Thursday, 4 August 2011

Incentives matter: blood file

In an article from VoxEU.org Joan Costa-i-Font, Mireia Jofre-Bonet and Steven Yen argue that paying some people to donate blood while others receive a cursory “thanks” has been shown to crowd out the altruistic donors. They write,
Individuals might undertake certain altruistic actions guided by an extrinsic motivation, including a “warm-glow” or moral satisfaction. Trying to answer the question of whether altruistic behaviour can be incentivised, in recent research (Costa-Font et al. 2011) we investigate whether different financial and non-financial incentives have the same effect on willingness to donate when other observed and unobserved factors are controlled for. In particular, we investigate whether crowding-out takes place with all kinds of rewards, or specifically with only monetary rewards. We answer this question by exploiting a large data set representative of 15 European countries containing information on whether or not an individual has been a donor in the past and her preferences towards monetary and non-monetary compensation for blood donation.

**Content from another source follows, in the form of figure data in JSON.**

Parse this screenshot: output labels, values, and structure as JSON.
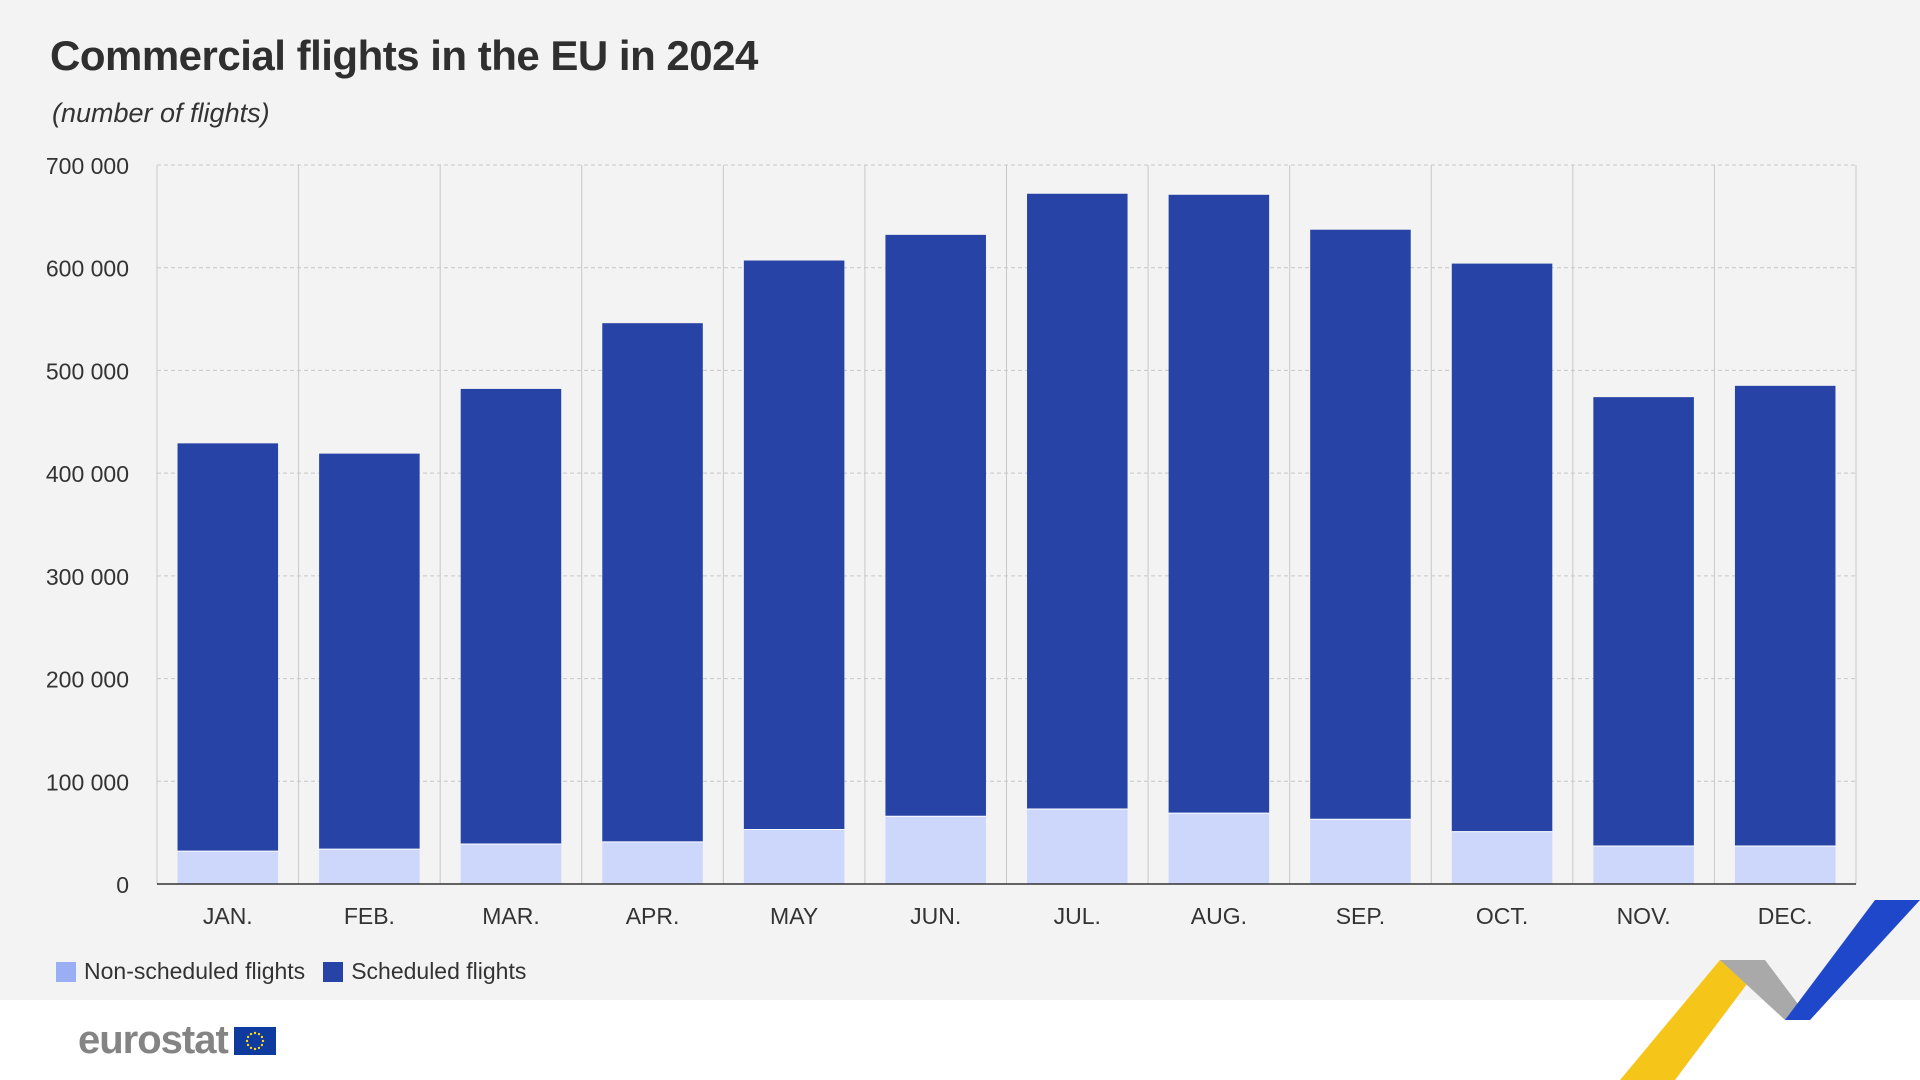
{
  "title": "Commercial flights in the EU in 2024",
  "subtitle": "(number of flights)",
  "logo_text": "eurostat",
  "colors": {
    "scheduled": "#2743a6",
    "non_scheduled": "#cdd7fb",
    "non_scheduled_legend": "#9aaef5",
    "grid": "#c8c8c8",
    "axis": "#333333",
    "accent_yellow": "#f6c51a",
    "accent_grey": "#a9a9a9",
    "accent_blue": "#1f47c9"
  },
  "legend": [
    {
      "label": "Non-scheduled flights",
      "color": "#9aaef5"
    },
    {
      "label": "Scheduled flights",
      "color": "#2743a6"
    }
  ],
  "chart_data": {
    "type": "bar",
    "stacked": true,
    "categories": [
      "JAN.",
      "FEB.",
      "MAR.",
      "APR.",
      "MAY",
      "JUN.",
      "JUL.",
      "AUG.",
      "SEP.",
      "OCT.",
      "NOV.",
      "DEC."
    ],
    "series": [
      {
        "name": "Non-scheduled flights",
        "values": [
          32000,
          34000,
          39000,
          41000,
          53000,
          66000,
          73000,
          69000,
          63000,
          51000,
          37000,
          37000
        ]
      },
      {
        "name": "Scheduled flights",
        "values": [
          397000,
          385000,
          443000,
          505000,
          554000,
          566000,
          599000,
          602000,
          574000,
          553000,
          437000,
          448000
        ]
      }
    ],
    "ylim": [
      0,
      700000
    ],
    "yticks": [
      0,
      100000,
      200000,
      300000,
      400000,
      500000,
      600000,
      700000
    ],
    "ytick_labels": [
      "0",
      "100 000",
      "200 000",
      "300 000",
      "400 000",
      "500 000",
      "600 000",
      "700 000"
    ],
    "grid": true,
    "legend_position": "bottom-left"
  }
}
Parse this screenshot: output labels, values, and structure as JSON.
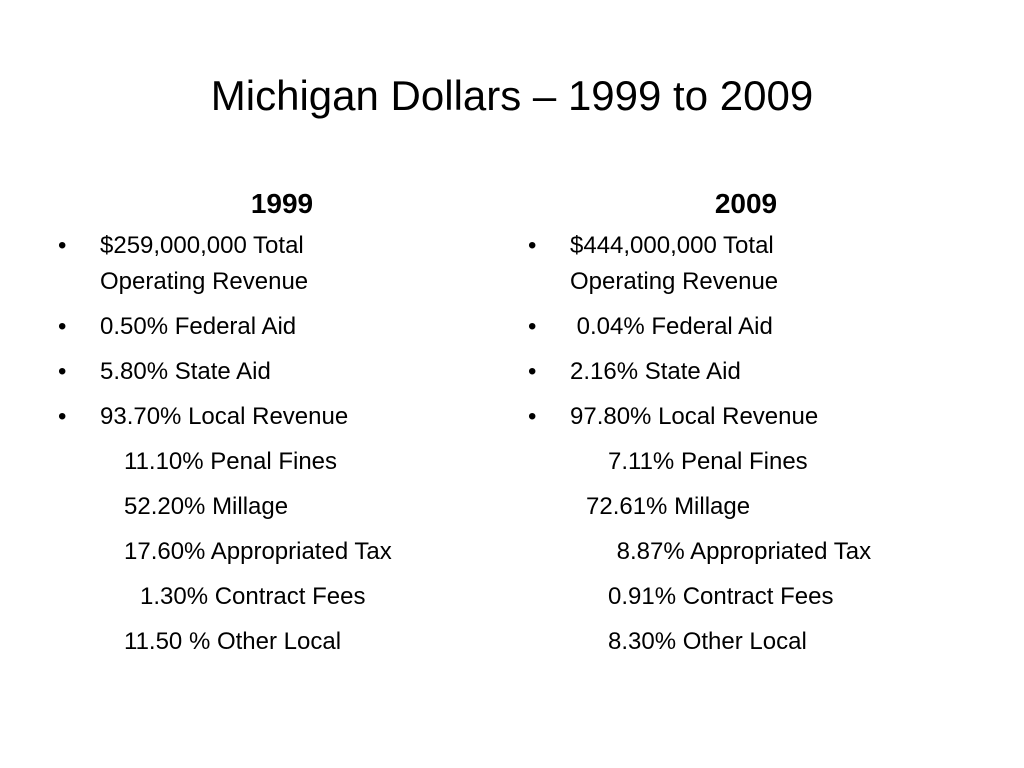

This information allows estimation of two recursive equation systems and exploration of the relationship of preferences over different types of rewards and the probability of being a donor.

Importantly, we find that a monetary reward reduced the probability of donation consistent with the crowding out hypothesis, whilst a non-monetary reward consistently with a normal supply curve suggests a positive and significant effect on the donation probability.

These results are robust to different specifications and indicate that crowding out is a phenomenon linked to the introduction of a market-based rationale for non-market decisions, and that socially motivated individuals remain willing to donate when non-monetary rewards are offered.
and
Non-monetary rewards could potentially be used to incentivise blood donation as this kind of rewards seem not to remove, in the terminology of Andreoni et al. (2008), the warm-glow associated to blood giving.
So incentives matter, but the form the incentive takes may also matter.

But on blood donations and incentives compare the above with this study: Will There Be Blood? Incentives and Substitution Effects in Pro-social Behavior by Nicola Lacetera, Mario Macis and Robert Slonim, Discussion Paper No. 4567, November 2009, Institute for the Study of Labor. The abstract of the paper reads:
We examine how economic incentives affect pro-social behavior through the analysis of a unique dataset with information on more than 14,000 American Red Cross blood drives. Our findings are consistent with blood donors responding to incentives in a “standard” way; offering donors economic incentives significantly increases turnout and blood units collected, and more so the greater the incentive’s monetary value. In addition, there is no disproportionate increase in donors who come to a drive but are ineligible to donate when incentives are offered. Further evidence from a small-scale field experiment corroborates these findings and confirms that donors are motivated by the economic value of the items offered. We also find that a substantial fraction of the increase in donations due to incentives may be explained by donors substituting away from neighboring drives toward drives where rewards are offered, and the likelihood of this substitution is higher the higher the monetary value of the incentive offered and if neighboring drives do not offer incentives. Thus, extrinsic incentives motivate pro-social behavior, but unless substitution effects are also considered, the effect of incentives may be overestimated.
  • Andreoni, J, WT Harbaugh, L Vesterlund (2008), “Altruism in experiments”, in SN Durlauf and LE Blume (eds.), The New Palgrave Dictionary of Economics, 2nd Edition, Palgrave Macmillan, 134-138.
  • Costa-Font, Joan, Mireia Jofre-Bonet, Steven T Yen (2011), “Not All Incentives Wash Out the Warm Glow: The Case of Blood Donation Revisited”, CESifo Working Paper No. 3527.